The weather was hot and sunny, with a clear blue sky, and our gun position was in a part of Normandy that would have been idyllic in more peaceful times. The countryside undulated with both high and low crests. The whole was made up of small fields and copses, bounded by narrow lanes, on top of which were thick hedges, so emphasizing a tunnel-like effect, especially in cloudy weather. The quiet country roads were mostly no more than lanes in between fields.
During the first few hours the situation around us was critical, as we expected at any moment to be attacked by tanks, or infantry, or both, but it did not prevent us from engaging in some quick, but intense, shoots.
At 1315 hrs, the Battery was ordered out of its anti—tank role, with the exception of the two right—hand guns that were facing up the lane towards Point 218. Minutes later, at 1325 hrs, the Battery Captain, Captain Peploe, located three Panzer Mk VI (Tiger) tanks nearby and engaged them with our guns firing high—explosive shells. Unfortunately, there was one casualty in this affray (Gunner Beardesley) who was wounded.

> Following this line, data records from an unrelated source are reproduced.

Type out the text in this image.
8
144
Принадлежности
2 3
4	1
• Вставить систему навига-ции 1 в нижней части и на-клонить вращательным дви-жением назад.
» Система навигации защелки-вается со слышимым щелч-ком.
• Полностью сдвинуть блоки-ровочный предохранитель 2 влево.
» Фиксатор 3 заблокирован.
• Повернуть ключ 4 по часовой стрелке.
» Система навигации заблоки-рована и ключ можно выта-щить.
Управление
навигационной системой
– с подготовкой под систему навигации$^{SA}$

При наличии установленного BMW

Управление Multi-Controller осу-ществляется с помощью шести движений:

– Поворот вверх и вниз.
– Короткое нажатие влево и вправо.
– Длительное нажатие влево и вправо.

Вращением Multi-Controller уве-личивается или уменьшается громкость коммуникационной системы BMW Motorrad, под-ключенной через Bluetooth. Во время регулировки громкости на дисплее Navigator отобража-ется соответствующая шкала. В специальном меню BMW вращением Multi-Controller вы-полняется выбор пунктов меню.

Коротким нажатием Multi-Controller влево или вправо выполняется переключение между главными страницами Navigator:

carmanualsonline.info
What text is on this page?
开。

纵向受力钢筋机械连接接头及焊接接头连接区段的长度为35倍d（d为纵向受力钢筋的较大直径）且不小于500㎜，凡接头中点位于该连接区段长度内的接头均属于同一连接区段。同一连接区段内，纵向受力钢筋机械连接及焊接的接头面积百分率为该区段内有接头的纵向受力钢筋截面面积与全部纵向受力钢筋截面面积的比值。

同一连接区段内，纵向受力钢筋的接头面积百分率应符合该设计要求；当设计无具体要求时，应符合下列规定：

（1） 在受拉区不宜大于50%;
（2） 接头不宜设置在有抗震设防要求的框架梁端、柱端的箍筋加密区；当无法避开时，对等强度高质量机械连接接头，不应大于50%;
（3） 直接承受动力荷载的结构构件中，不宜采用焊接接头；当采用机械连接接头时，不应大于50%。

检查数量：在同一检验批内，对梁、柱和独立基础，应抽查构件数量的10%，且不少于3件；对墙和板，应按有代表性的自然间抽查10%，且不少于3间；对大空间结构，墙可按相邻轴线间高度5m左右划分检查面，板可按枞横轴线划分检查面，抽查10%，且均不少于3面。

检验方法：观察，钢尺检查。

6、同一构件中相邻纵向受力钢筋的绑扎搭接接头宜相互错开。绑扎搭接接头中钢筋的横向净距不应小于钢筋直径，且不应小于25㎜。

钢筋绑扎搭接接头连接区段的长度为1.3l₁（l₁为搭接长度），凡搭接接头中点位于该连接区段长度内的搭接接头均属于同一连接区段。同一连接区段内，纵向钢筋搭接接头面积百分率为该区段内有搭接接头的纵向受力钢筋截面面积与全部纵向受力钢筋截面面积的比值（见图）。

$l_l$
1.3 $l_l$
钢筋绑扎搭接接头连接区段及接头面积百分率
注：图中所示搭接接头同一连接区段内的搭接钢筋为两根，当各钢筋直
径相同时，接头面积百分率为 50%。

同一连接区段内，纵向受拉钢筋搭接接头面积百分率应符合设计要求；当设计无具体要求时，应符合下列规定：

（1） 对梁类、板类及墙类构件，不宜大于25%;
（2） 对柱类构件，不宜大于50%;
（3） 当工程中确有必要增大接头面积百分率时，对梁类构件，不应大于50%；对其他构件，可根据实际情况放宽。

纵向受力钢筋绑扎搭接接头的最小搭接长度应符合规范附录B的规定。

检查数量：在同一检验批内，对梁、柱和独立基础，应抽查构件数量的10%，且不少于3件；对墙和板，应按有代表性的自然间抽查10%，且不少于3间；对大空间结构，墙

Around this time, the regimental despatch rider, came chugging down the lane towards us on his motorcycle. Heaven knows where he had been since his approach was directly from the enemy—held positions. He came to report that the lane seemed to be clear of the enemy (information that proved to be incorrect), but that he had spotted a burning Sexton belonging to some other unit beyond the crest in front of us, and he thought there were some wounded men lying out there.
We decided that the Sexton belonged to the Leicester Yeomanry of the Guards Armoured Division, who were known to be somewhere out on our left ﬂank. For reasons that have always escaped both of us, Lieutenant John Alford and myself either volunteered, or were ordered, to investigate this situation, with a view to rendering some assistance to the wounded.
We were three abreast, shoulder to shoulder — I was in the middle, John on my left and the despatch rider on my right. Then I heard the crackle of a machine gun and the hissing and whistling of bullets. The despatch rider, close to my right shoulder, was hit in the head, killing him instantly. John and I instinctively jumped to our left towards the thick hedge (later reported to be impenetrable) that separated the ﬁeld from the lane, and forced our way through it, landing in a heap at the foot of the earth bank. Breathlessly we took stock, relieved to discover that we had not been hit.